Sono pure esposti gli eccezionali resti di statue in terracotta rinvenuti negli scavi del versante settentrionale della Domus Tiberiana. Si tratta di copie di originali greci di età classica o rielaborazioni romane, assegnate a un’unica officina. La straordinaria finezza esecutiva ha suggerito di identificarle con i modelli realizzati dai maestri Pasiteles e Arkesilaos, originari della Magna Grecia e operanti a Roma tra l’età di Cesare e quella di Augusto (I sec. a.C.).
Un settore espositivo molto affascinante è quello dedicato ai culti misterici orientali e in particolare ai reperti relativi al culto di Iside e Serapide, provenienti da scavi del settore nord-est della Domus Tiberiana, per i quali si ipotizza la presenza di un sacello all’interno del palazzo, risalente all’età severiana. Su un timpano marmoreo in mostra è raffigurato su una barca costruita con fasci di papiro il giovane Arpocrate, figlio di Iside e Serapide. Sono esposti frammenti di rilievo con scene egittizzanti, un sistro, una bellissima testa di Serapide in alabastro e una serie di lucerne, tra cui appaiono molto particolari quelle raffiguranti le quattro divinità Iside, Serapide, Demetra ed Ermanubi.

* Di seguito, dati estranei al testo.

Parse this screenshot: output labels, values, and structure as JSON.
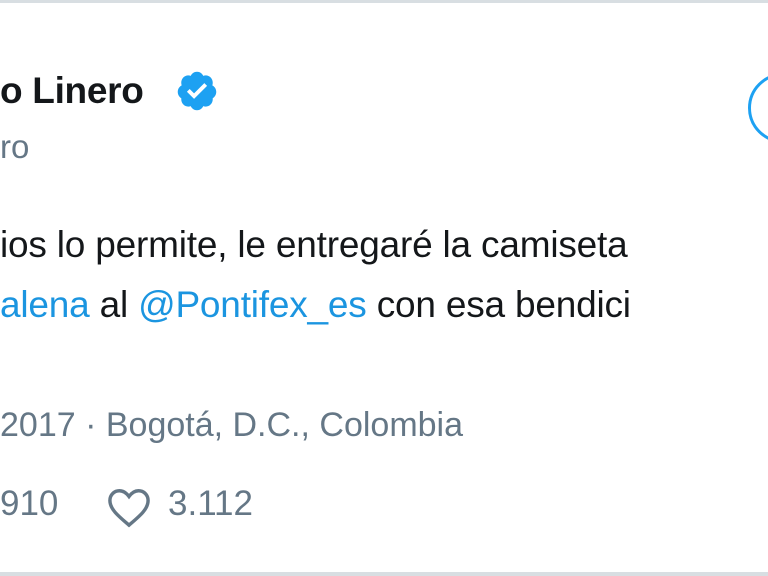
{
  "tweet": {
    "display_name": "o Linero",
    "handle": "ro",
    "verified_icon": "verified-badge-icon",
    "text_line1": "ios lo permite, le entregaré la camiseta",
    "text_line2_prefix": "alena",
    "text_line2_mid": " al ",
    "text_line2_mention": "@Pontifex_es",
    "text_line2_suffix": " con esa bendici",
    "meta": "2017 · Bogotá, D.C., Colombia",
    "retweets": "910",
    "likes": "3.112",
    "like_icon": "heart-icon"
  },
  "colors": {
    "link": "#1b95e0",
    "verified": "#1da1f2",
    "muted": "#657786",
    "text": "#14171a"
  }
}
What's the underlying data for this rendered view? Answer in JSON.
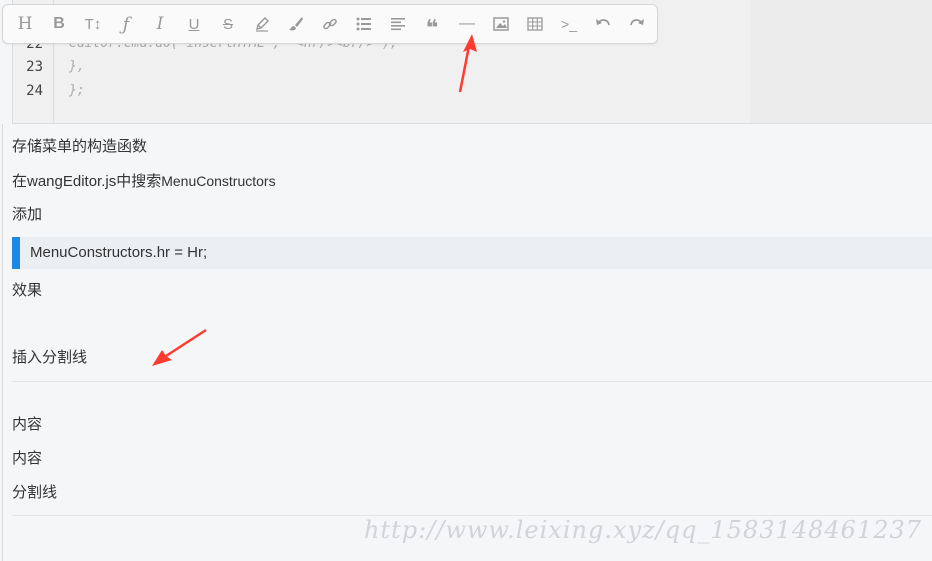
{
  "code": {
    "lines": [
      {
        "num": "22",
        "text": "editor.cmd.do('insertHTML', '<hr/><br/>');"
      },
      {
        "num": "23",
        "text": "},"
      },
      {
        "num": "24",
        "text": "};"
      }
    ]
  },
  "toolbar": {
    "buttons": [
      {
        "name": "heading-button",
        "glyph": "H"
      },
      {
        "name": "bold-button",
        "glyph": "B"
      },
      {
        "name": "font-size-button",
        "glyph": "T↕"
      },
      {
        "name": "font-family-button",
        "glyph": "ƒ"
      },
      {
        "name": "italic-button",
        "glyph": "I"
      },
      {
        "name": "underline-button",
        "glyph": "U"
      },
      {
        "name": "strikethrough-button",
        "glyph": "S"
      },
      {
        "name": "fore-color-button",
        "glyph": "pencil"
      },
      {
        "name": "back-color-button",
        "glyph": "brush"
      },
      {
        "name": "link-button",
        "glyph": "link"
      },
      {
        "name": "list-button",
        "glyph": "list"
      },
      {
        "name": "justify-button",
        "glyph": "align"
      },
      {
        "name": "quote-button",
        "glyph": "❝"
      },
      {
        "name": "hr-button",
        "glyph": "—"
      },
      {
        "name": "image-button",
        "glyph": "image"
      },
      {
        "name": "table-button",
        "glyph": "table"
      },
      {
        "name": "code-button",
        "glyph": ">_"
      },
      {
        "name": "undo-button",
        "glyph": "undo"
      },
      {
        "name": "redo-button",
        "glyph": "redo"
      }
    ]
  },
  "content": {
    "p1": "存储菜单的构造函数",
    "p2_prefix": "在wangEditor.js中搜索",
    "p2_code": "MenuConstructors",
    "p3": "添加",
    "quote": "MenuConstructors.hr = Hr;",
    "p4": "效果",
    "p5": "插入分割线",
    "p6": "内容",
    "p7": "内容",
    "p8": "分割线"
  },
  "watermark": "http://www.leixing.xyz/qq_1583148461237",
  "colors": {
    "accent": "#1e88e5",
    "arrow": "#ff3b30",
    "toolbar_icon": "#999999"
  }
}
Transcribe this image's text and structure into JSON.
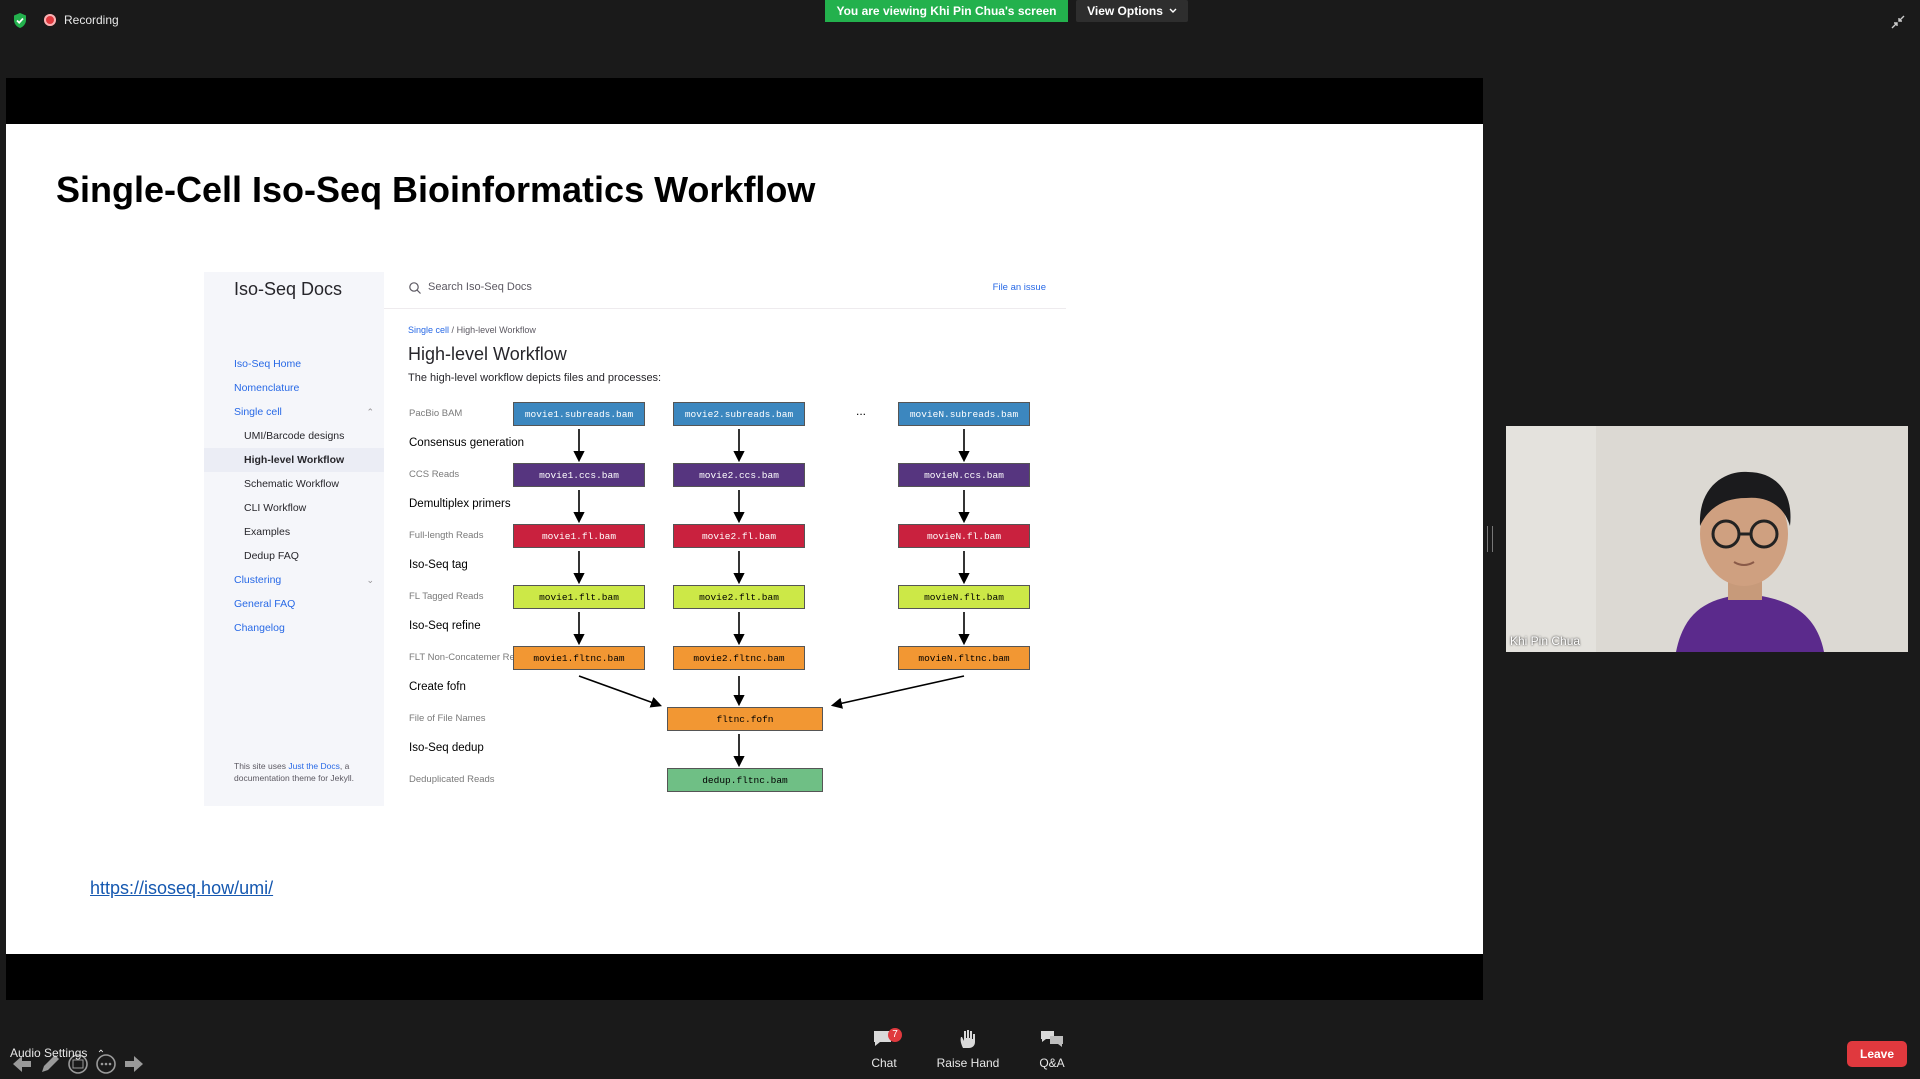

Al culto di Mitra (di origine indo-iranica, ma diffusissimo a Roma e nell’impero romano tra il III e il IV secolo d.C.), fanno riferimento le sculture dei due tedofori Cautes e Cautopates, il primo con la torcia rivolta verso l’alto e l’altro con la torcia abbassata, simboleggianti l’aurora e il tramonto del sole, come pure i due equinozi.
Una tigre e altri reperti sono relativi al culto di Dioniso. Un altorilievo in marmo raffigura una testa di satiro anziano: vi si nota un forellino passante dietro la punta dell’orecchio che doveva probabilmente servire per fissare una corona di edera o di corimbi. Vi è un frammento della statua di un attore vestito da Papposileno (il vecchio satiro che aveva allevato Dioniso) e una grande riproduzione in marmo di una cista dionisiaca che conserva tracce di colore e di foglia d’oro che impreziosiva i bordi (I-II secolo d.C.).
Particolarmente lussuosi appaiono i frammenti di marmi bianchi e colorati (questi ultimi provenienti soprattutto dalle province orientali), tra cui pezzi di colonne, lesene e trabeazioni con fregi e cornici, che permettono di ricostruire il linguaggio decorativo del palazzo, con una particolare attenzione alla fase domizianea (81-96 d.C.). Entriamo, per così dire, nell’atelier del marmorario, maestro del decor e dello splendor, per ammirare il sapiente impiego dei preziosi materiali e i differenti trattamenti delle superfici per ottenere quei giochi di luce che aggiungevano magnificenza alle monumentali architetture. Il risultato finale era lo stupor, ovvero la meraviglia che provocava nei visitatori.
La maggior parte dei reperti in mostra sono collocati entro teche trasparenti che permettono di ammirare le murature degli ambienti, ma in qualche caso sono esposti senza teca in posizione scenografica, come nel caso della statua frammentaria di un giovane satiro in marmo pario collocata contro una delle aperture che si affacciano sul Foro Romano.
Anche due ali, pertinenti a due diverse statue di Vittoria, sono strategicamente appese in alto con sullo sfondo una delle arcate del palazzo, in un ambiente dove, tra una serie di teste marmoree esposte, si fa particolarmente notare la doppia erma raffigurante da un lato Dioniso con tratti arcaizzanti e dall’altro Apollo (II secolo d.C.).
Sul fronte opposto rispetto agli ambienti che si affacciano dal lato del Foro due sale multimediali ospitano un documentario e la ricostruzione olografica del monumento, mentre, attraversando la via Tecta ci imbattiamo nel cosiddetto Ponte di Caligola, in realtà un loggiato di epoca domizianea, che conserva ancora stucchi e pitture.